En revanche, nous n'avons pas trouvé de solution aux nombreuses demandes portant sur le mode de décision actuel de la conférence des présidents. Il avait été proposé de prendre en compte l'opposition d'un président ou d'observer la règle de la majorité des deux tiers – simple à formuler, cela posait en réalité un double problème. Les échanges sur ce sujet ont été nourris, et nous avons choisi de respecter le fait majoritaire, pour plusieurs raisons.
Des raisons historiques, d'abord – si elles ne justifient pas nos comportements présents, elles les éclairent tout de même. Des recherches en archéologie parlementaire m'ont permis de découvrir que la règle du fait majoritaire dans la conférence des présidents a été instituée en 1954 par un député du Doubs, avec l'idée que chaque voix y est portée au prorata du nombre de députés, et que le vote s'en trouve donc pondéré. Depuis 1954 – si l'on exclut un point de procédure selon lequel un président peut s'opposer au non-débat sur un texte, qui serait ainsi validé –, aucune des décisions de la conférence des présidents n'a dérogé à cette règle.
Si, après nos travaux de 2020, nous décidions de mettre fin à la règle majoritaire pour le déclenchement du mode de crise, immanquablement, nous serions conduits à mesurer l'importance de ce sujet par rapport à d'autres thématiques décidées à la majorité, comme le temps législatif programmé (TLP), et tentés d'ouvrir la même possibilité pour celles-là. Nous en avons longuement débattu. Le groupe Les Républicains (LR), par les voix du président Abad et de Philippe Gosselin, bien que souhaitant trouver une règle dérogeant au fait majoritaire, ont convenu que notre institution est fondée sur ce principe et que l'affirmer n'est pas nier le rôle des oppositions. Une large majorité s'est dégagée pour considérer cette solution comme la plus raisonnable.

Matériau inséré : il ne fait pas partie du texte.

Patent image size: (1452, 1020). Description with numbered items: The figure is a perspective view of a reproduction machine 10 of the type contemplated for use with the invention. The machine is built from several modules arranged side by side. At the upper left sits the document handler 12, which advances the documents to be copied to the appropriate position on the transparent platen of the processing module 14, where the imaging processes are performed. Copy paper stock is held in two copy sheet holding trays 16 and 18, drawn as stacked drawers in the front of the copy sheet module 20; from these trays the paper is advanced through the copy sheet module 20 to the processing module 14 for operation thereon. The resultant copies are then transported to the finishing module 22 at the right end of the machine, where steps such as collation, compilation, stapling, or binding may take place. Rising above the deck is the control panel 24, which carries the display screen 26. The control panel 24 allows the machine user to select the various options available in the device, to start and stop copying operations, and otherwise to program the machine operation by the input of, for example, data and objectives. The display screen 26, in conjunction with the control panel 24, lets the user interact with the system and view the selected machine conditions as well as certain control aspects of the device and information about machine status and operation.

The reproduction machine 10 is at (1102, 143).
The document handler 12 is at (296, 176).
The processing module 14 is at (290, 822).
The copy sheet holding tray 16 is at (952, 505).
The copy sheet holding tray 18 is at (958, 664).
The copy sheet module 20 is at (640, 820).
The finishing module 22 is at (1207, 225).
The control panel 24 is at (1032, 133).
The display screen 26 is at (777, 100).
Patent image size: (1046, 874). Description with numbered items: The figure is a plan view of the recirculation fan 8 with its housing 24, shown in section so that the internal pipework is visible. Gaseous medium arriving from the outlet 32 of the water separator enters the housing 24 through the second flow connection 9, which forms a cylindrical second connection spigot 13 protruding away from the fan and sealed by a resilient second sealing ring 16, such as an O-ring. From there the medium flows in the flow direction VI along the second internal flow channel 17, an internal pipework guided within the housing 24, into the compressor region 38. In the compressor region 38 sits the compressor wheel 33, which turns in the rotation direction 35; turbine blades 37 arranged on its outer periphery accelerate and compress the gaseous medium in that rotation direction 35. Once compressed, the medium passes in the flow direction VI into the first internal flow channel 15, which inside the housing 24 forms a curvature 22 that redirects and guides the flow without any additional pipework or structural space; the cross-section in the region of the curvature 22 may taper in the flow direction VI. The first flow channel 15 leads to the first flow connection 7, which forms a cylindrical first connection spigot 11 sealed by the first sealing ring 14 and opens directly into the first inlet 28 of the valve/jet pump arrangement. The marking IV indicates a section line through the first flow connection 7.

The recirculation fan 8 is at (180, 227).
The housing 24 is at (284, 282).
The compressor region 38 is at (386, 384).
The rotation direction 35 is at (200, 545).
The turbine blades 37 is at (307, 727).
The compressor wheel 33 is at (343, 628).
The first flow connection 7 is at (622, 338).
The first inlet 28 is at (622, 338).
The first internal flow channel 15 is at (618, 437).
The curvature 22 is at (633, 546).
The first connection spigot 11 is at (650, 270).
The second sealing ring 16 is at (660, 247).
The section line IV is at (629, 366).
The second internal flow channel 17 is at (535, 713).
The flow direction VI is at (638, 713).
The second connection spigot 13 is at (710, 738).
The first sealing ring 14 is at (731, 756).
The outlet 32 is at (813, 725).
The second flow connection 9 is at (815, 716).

Le président Pancher l'a dit, tout cela ne fonctionne bien que si l'on crée un consensus assez large. À ce titre, comme nombre d'entre vous, je salue le président Ferrand qui, après la sidération de mars 2020, a su créer l'unanimité sur toutes les décisions qui ont été prises. C'est un message fort : par-delà nos convictions différentes, lorsque l'essentiel est en jeu – c'est-à-dire, les fonctions essentielles du Parlement sans lesquelles certaines décisions ne peuvent être prises –, les présidents de groupes politiques ont convergé unanimes vers la position du président Ferrand.
La clause de revoyure ne figurait pas dans le rapport ; elle est un ajout du groupe Socialistes et apparentés, appuyé par l'UDI. Elle est à présent écrite noir sur blanc dans la proposition. Même si, en théorie, on peut revoir toute décision à chaque conférence des présidents, cela va mieux en le disant. En faire formellement mention dans le texte nous a semblé une bonne idée.
L'unanimité qui a été créée est le meilleur scénario, mais elle s'effrite quand les crises se répètent. On peut alors légitimement se demander si la logique de crise reste justifiée. Au fil du temps, les débats sont plus compliqués. Le choix a donc été fait de respecter le fait majoritaire, pilier, depuis 1954, des décisions de la conférence des présidents. Si une majorité large s'est dégagée en ce sens au fil des réflexions, certains sont néanmoins restés cohérents avec leur position initiale, en disant qu'ils ne pourraient voter le texte si cette règle était conservée.
Je confirme que des travaux sont en cours avec les services pour identifier des lieux alternatifs – en tant que Strasbourgeois, je considère que le Parlement européen serait le meilleur endroit pour accueillir les débats des députés. L'idée est d'être les plus réactifs possible, et d'être prêts avant la crise.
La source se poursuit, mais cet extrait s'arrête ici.